3.2 Referencing groups and datasets

The NWB Python API works by allowing the user to sequentially create hdf5 groups and datasets that conform to the specification of the format. To reference a group or dataset in a call to the API, the name of the group or dataset as given in the file format specification is used. Some groups and datasets have a name which is variable, that is, which is specified in the call to the API rather than in the format specification. (For example, group “electrode_X” in the general/intracellular_ephys group.) In the API calls, groups or datasets that have a variable name are referenced by enclosing the identifier associated with them in angle brackets, e.g. <electrode_X>. Another example are NWB “Modules” which are stored in hdf5 groups. To create a module, a call to make_group is used, e.g. f.make_group("<module>", "shank-1").

3.3 h5gate File and Group objects.

The call to function nwb_file.nwb_file returns a “h5gate File” object (stored in variable “f” in the above example). Methods of this object are used to create groups and datasets in the hdf5 file that are, figuratively speaking, at the “top-level” of the file format specification, that is, not located inside groups that are defined in the specification language. Calls to the API functions which creates groups, return an “h5gate Group” object. This object has methods that are used to create groups and datasets within the associated hdf5 group. There is also a method (set_attrs) which can be used set attributes associated with groups or datasets.

The methods of the h5gate File and Group objects and the set_attrs function are described in the following sections.

3.4 h5gate File object methods.

The h5gate File object has the following methods (functions):

make_group
make_custom_group
set_dataset
set_custom_dataset
get_node
close

3.4.1 h5gate File make_group

Method “make_group” of object h5gate File creates a group in the hdf5 file.
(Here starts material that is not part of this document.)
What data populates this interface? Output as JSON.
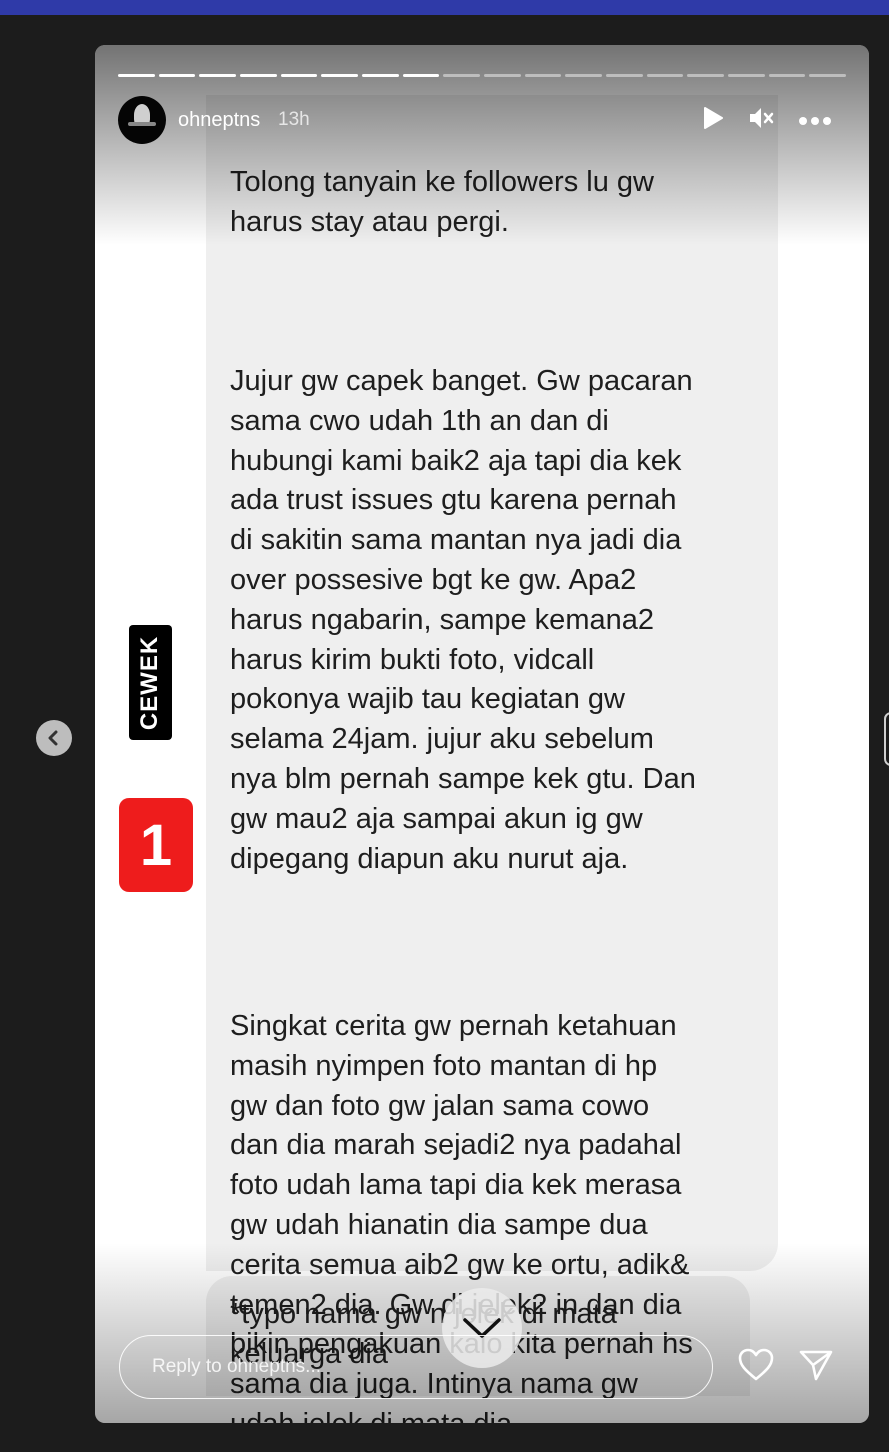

It has the following signature:

	g = f.make_group(qid, name, path, attrs, link, abort)

“f” signifies an h5gate File object. The returned object, stored in variable ‘g’ in the above, is a “h5gate Group” object—which is described in the section 3.5. In the make_group function, only the first argument (qid) is always required. The second two arguments (name and path) are sometimes required. All arguments are described below:

qid, is the “qualified id” for the group. The qualified id is the name used to reference the group (with surrounding angle brackets if the name is variable) optionally prefixed with a “namespace.” The namespace provides a way to associate extensions to the format with an identifier, in a manner similar to how namespaces are used in XML. This is described in section 4 (Using extensions). For normal uses (without extensions) the qid will just be the group name as given in the format specification.

name is only used if the group name is variable (referenced using ). It contains the name to be used when creating the group.

path specifies the path to the parent group within the hdf5 file. It is only needed if the location of the group within the file is ambiguous. For many groups, the location is not ambiguous and for those groups, the location is automatically determined by the API, without requiring a specification by argument “path”.

attrs is a Python dictionary containing hdf5 attributes keys and values to assign to the created group. It is optional.

link is used to create a hdf5 link to an existing group. If present it contains either a previously created h5gate Group object, or a string of the form “link:/path/to/group” or a string of the form: “extlink:path/to/file, path/to/group”. The first two are used to make a hdf5 link to a group within the current file. The third method specifies a link to a group in an external hdf5 file.

abort is a logical variable, default is True. It controls the program behavior if the group being created already exists. If abort is True the program will abort. If False, the function will return the previously existing group (h5gate Group object).

3.4.2 h5gate File make_custom_group

Method “make_custom_group” of object h5gate File creates a custom group in the hdf5 file (that is, a group that is not part of the format specification). This method is provided because method “make_group” can only be used to create groups that are specified in the file format. The function signature for “make_custom_group” is:

	g = f.make_custom_group(qid, name, path, attrs)

Return type and parameters are the same as for h5gate File method “make_group”. If parameter “path” is not specified or is a relative path, then the custom group will be created in the default custom location, which is inside group “/general”.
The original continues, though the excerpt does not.